Pre-draft measurables
| Height | Weight | Arm length | Hand span | Wingspan | 40-yard dash | 10-yard split | 20-yard split | 20-yard shuttle | Three-cone drill | Vertical jump | Broad jump | Bench press |
| 6 ft 2+3⁄8 in (1.89 m) | 290 lb (132 kg) | 33+3⁄8 in (0.85 m) | 9+3⁄4 in (0.25 m) | 6 ft 7+1⁄4 in (2.01 m) | 4.93 s | 1.75 s | 2.88 s | 4.66 s | 7.40 s | 28.0 in (0.71 m) | 9 ft 2 in (2.79 m) | 21 reps |
All values from Pro Day

===New Orleans Saints===
Tuttle signed with the New Orleans Saints as an undrafted free agent on April 27, 2019. He made his NFL debut September 9, 2019, starting the season opener against the Houston Texans and recorded a combined sack of Deshaun Watson. In Week 13 against the Atlanta Falcons on Thanksgiving Day, Tuttle garnered national attention after recording his first career interception off a pass thrown by Matt Ryan in the 26–18 victory and stiff arming Ryan onto the turf. Tuttle played in all 16 of the Saints' games during the regular season and made 18 tackles (three for loss) with two sacks, four passes defended with an interception, and made three tackles, including one for loss, with two passes defended in the Saints loss against the Minnesota Vikings in the Wild Card Round of the playoffs.

In the 2020 season, Tuttle appeared in 13 regular-season games and made three starts. He appeared in both of the Saints' playoff games. In the 2021 season, Tuttle appeared in all 17 games and made 15 starts. In the 2022 season, Tuttle once again appeared in all 17 games and made 15 starts. He had two sacks, 49 total tackles (26 solo), and five passes defended.

===Carolina Panthers===
On March 15, 2023, Tuttle signed a three-year, $19.5 million contract with the Carolina Panthers. In the 2023 season, Tuttle started in all 17 games. He had a half-sack, 43 total tackles (19 solo), and five passes defended. In the 2024 season, Tuttle started 15 games. He had 46 tackles, three passes defended, and one forced fumble.

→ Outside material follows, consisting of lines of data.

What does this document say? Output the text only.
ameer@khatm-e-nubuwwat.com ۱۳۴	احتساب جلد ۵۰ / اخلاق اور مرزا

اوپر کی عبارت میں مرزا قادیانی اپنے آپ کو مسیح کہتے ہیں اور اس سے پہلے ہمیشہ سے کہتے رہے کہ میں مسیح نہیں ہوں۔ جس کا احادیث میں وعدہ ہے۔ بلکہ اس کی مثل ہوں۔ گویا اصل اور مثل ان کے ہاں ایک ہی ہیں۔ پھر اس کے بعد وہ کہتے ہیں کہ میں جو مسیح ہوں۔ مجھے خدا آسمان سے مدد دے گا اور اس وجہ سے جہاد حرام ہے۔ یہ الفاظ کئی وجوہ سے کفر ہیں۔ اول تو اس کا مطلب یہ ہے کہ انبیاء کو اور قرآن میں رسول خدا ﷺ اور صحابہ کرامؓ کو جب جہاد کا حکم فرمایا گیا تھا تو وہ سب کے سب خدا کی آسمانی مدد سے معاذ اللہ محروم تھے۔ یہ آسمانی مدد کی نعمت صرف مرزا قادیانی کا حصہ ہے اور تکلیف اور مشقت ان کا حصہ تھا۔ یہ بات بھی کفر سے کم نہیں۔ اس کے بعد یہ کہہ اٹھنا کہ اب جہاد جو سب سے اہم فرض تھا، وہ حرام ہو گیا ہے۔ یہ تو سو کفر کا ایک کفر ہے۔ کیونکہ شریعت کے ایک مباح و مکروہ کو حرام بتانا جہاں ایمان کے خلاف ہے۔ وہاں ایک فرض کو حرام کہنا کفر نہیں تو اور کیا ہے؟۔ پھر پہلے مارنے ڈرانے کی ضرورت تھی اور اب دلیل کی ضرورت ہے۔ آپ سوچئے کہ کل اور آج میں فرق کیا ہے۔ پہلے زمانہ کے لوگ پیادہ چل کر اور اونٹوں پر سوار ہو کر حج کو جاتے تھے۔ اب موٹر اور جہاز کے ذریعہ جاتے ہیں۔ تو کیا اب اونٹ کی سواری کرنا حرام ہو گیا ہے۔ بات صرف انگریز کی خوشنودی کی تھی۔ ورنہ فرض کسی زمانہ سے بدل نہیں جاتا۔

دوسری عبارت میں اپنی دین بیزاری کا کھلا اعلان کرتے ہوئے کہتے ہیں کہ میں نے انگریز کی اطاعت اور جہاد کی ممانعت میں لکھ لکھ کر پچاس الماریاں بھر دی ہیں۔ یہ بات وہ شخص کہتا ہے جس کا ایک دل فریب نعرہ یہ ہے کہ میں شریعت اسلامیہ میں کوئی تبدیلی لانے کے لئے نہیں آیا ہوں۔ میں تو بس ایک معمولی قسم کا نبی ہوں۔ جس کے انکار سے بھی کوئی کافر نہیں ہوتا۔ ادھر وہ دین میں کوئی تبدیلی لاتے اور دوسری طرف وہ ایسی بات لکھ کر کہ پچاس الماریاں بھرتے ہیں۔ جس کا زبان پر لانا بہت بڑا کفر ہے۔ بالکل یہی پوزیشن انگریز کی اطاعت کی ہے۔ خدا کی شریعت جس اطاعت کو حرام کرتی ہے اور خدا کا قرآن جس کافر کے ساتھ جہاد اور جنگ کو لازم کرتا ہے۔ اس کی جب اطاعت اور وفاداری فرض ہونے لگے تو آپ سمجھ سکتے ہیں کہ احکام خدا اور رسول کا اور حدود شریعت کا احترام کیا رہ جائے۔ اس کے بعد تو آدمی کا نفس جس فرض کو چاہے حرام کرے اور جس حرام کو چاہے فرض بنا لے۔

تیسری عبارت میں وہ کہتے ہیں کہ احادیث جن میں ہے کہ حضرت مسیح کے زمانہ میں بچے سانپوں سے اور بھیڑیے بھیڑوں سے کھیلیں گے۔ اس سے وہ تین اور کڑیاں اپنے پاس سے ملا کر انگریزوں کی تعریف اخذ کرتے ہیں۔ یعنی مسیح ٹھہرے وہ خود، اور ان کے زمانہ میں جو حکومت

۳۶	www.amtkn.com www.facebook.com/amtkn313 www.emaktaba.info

On August 26, 2025, Tuttle was released by the Panthers as part of final roster cuts.

===Tennessee Titans===
On August 27, 2025, Tuttle signed with the Tennessee Titans. He made 10 appearances (one start) for Tennessee, recording 11 combined tackles. Tuttle was released by the Titans on December 20.

===Washington Commanders===
On December 22, 2025, Tuttle was claimed off waivers by the Washington Commanders. He signed a one-year extension with the Commanders on March 9, 2026.

==Personal life==
Tuttle is the nephew of former professional wide receiver Perry Tuttle.